Avec Mobilis, Juni Ba revisite le mythe du capitaine Nemo en mêlant science-fiction, récit initiatique et réflexion écologique. Ce roman graphique, publié aux éditions Bayard, nous immerge dans un univers post-apocalyptique où l’espoir côtoie le désenchantement, et où le destin d’une jeune fille bouleverse celui d’un capitaine blasé et hanté par ses souvenirs.
Juni Ba s’empare du chef-d’œuvre de Jules Verne pour le transposer dans un monde englouti par les eaux. La surface de la Terre et l’humanité telle qu’on l’a toujours connue ne sont plus que de lointains souvenirs. À bord du Nautilus, Arona, une rescapée recueillie par le capitaine Nemo, découvre un environnement à la fois fascinant et oppressant. Si Nemo, fidèle à sa légende, incarne une figure distante et tourmentée, Arona, pleine de vie et d’espoir, s’érige en contrepoint lumineux. Leur relation, conflictuelle mais évolutive, donne à Mobilis sa profondeur émotionnelle et narrative. Le vieux capitaine va d’ailleurs devenir un mentor et un père de substitution pour la jeune fille.

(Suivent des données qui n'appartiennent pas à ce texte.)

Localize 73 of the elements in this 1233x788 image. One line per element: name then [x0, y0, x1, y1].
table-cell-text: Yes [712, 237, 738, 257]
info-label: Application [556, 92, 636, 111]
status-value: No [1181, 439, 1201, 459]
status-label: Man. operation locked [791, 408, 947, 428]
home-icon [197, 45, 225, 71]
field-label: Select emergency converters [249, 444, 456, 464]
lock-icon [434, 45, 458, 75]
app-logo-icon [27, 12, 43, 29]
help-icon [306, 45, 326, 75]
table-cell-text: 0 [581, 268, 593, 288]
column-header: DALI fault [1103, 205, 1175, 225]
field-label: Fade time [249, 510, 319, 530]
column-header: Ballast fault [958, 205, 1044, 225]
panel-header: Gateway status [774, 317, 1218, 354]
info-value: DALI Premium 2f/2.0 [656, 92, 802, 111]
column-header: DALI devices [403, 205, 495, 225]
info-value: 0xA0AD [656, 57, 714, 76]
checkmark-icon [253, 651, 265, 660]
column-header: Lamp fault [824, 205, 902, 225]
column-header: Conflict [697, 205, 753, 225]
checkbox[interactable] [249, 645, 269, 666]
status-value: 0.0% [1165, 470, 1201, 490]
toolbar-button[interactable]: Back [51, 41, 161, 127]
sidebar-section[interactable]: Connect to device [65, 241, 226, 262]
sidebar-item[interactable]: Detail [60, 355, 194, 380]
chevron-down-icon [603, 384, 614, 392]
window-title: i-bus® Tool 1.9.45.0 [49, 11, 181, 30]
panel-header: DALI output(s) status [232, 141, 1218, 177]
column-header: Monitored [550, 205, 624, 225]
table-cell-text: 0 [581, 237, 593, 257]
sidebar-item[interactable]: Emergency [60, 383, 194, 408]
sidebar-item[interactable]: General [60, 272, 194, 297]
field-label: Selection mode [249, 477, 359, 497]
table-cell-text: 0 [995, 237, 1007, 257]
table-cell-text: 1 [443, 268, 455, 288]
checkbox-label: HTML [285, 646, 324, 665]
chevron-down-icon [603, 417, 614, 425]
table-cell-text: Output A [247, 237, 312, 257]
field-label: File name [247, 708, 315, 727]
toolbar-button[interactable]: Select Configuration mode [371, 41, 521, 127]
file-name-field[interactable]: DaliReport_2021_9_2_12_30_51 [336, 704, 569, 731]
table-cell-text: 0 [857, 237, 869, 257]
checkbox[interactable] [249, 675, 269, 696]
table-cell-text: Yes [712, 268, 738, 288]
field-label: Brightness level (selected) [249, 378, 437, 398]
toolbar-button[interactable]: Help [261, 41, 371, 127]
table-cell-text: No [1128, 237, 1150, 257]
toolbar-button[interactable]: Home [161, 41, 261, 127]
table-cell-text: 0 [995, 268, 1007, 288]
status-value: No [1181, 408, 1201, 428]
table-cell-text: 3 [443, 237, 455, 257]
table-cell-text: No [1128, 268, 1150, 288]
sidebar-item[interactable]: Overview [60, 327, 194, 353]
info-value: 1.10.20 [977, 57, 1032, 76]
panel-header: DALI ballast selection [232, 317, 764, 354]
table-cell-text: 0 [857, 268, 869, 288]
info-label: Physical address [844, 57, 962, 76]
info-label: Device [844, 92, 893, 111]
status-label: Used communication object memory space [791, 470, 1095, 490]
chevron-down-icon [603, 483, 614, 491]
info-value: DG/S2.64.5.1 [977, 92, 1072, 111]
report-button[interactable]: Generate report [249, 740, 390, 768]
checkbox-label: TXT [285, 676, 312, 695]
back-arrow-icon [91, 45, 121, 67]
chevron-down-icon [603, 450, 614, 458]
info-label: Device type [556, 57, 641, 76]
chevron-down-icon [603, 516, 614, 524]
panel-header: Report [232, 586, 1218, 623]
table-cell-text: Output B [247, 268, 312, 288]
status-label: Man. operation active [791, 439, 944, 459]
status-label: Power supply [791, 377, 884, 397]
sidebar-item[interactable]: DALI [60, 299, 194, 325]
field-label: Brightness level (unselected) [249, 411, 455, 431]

Désespéré face à une humanité autodestructrice, Nemo trouve en Arona, jeune et tenace, quelqu’un qui cherche à raviver une étincelle d’espoir. Elle aimerait accomplir un acte qui aidera les hommes à recouvrer leur vie passée. Les dialogues, souvent tendus, révèlent des failles émotionnelles profondes chez les deux personnages. Et Nemo, malgré sa réticence initiale, finit par enseigner à Arona des savoirs variés allant de la littérature classique (Moby Dick) à la géophysique. Il la prend sous son aile, s’ouvre à elle, mais, cependant, cette transmission de savoir est teintée d’une mélancolie palpable, liée aux secrets que Nemo cache jalousement, notamment les raisons tragiques de sa solitude et le sort de son équipage…
Mobilis porte en son sein un message puissant sur l’Anthropocène et les conséquences des actions humaines sur la planète. À travers l’immensité hostile des océans et les ruines submergées, le récit met en lumière les ravages de la négligence environnementale. La mer, autrefois exploitée et dominée par l’homme, est devenue le domaine des monstres, miroir des excès de l’humanité. Juni Ba procède en fait par dualité : un passé regretté et un présent chaotique, un vieillard désenchanté et une jeune idéaliste, un dehors menaçant et un intérieur sécurisant…
Visuellement, l’auteur franco-sénégalais impressionne par sa capacité à alterner entre des scènes intimes et des panoramas grandioses. Le trait, à la fois vif et expressif, traduit parfaitement les émotions des personnages, accentuant leur humanité dans un monde qui, lui, apparaît déshumanisé. Le récit est tout aussi maîtrisé : il mêle habilement les moments d’action, d’introspection, de contemplation et de suspense. La progression d’Arona, de l’innocence à la prise de conscience, et l’évolution de Nemo, du repli à l’ouverture, semblent se répondre en écho, conformément à la dualité exprimée plus tôt. Tout cela fait sens et contribue à la qualité de cet album accessible aux jeunes adolescents, et tout à fait recommandable.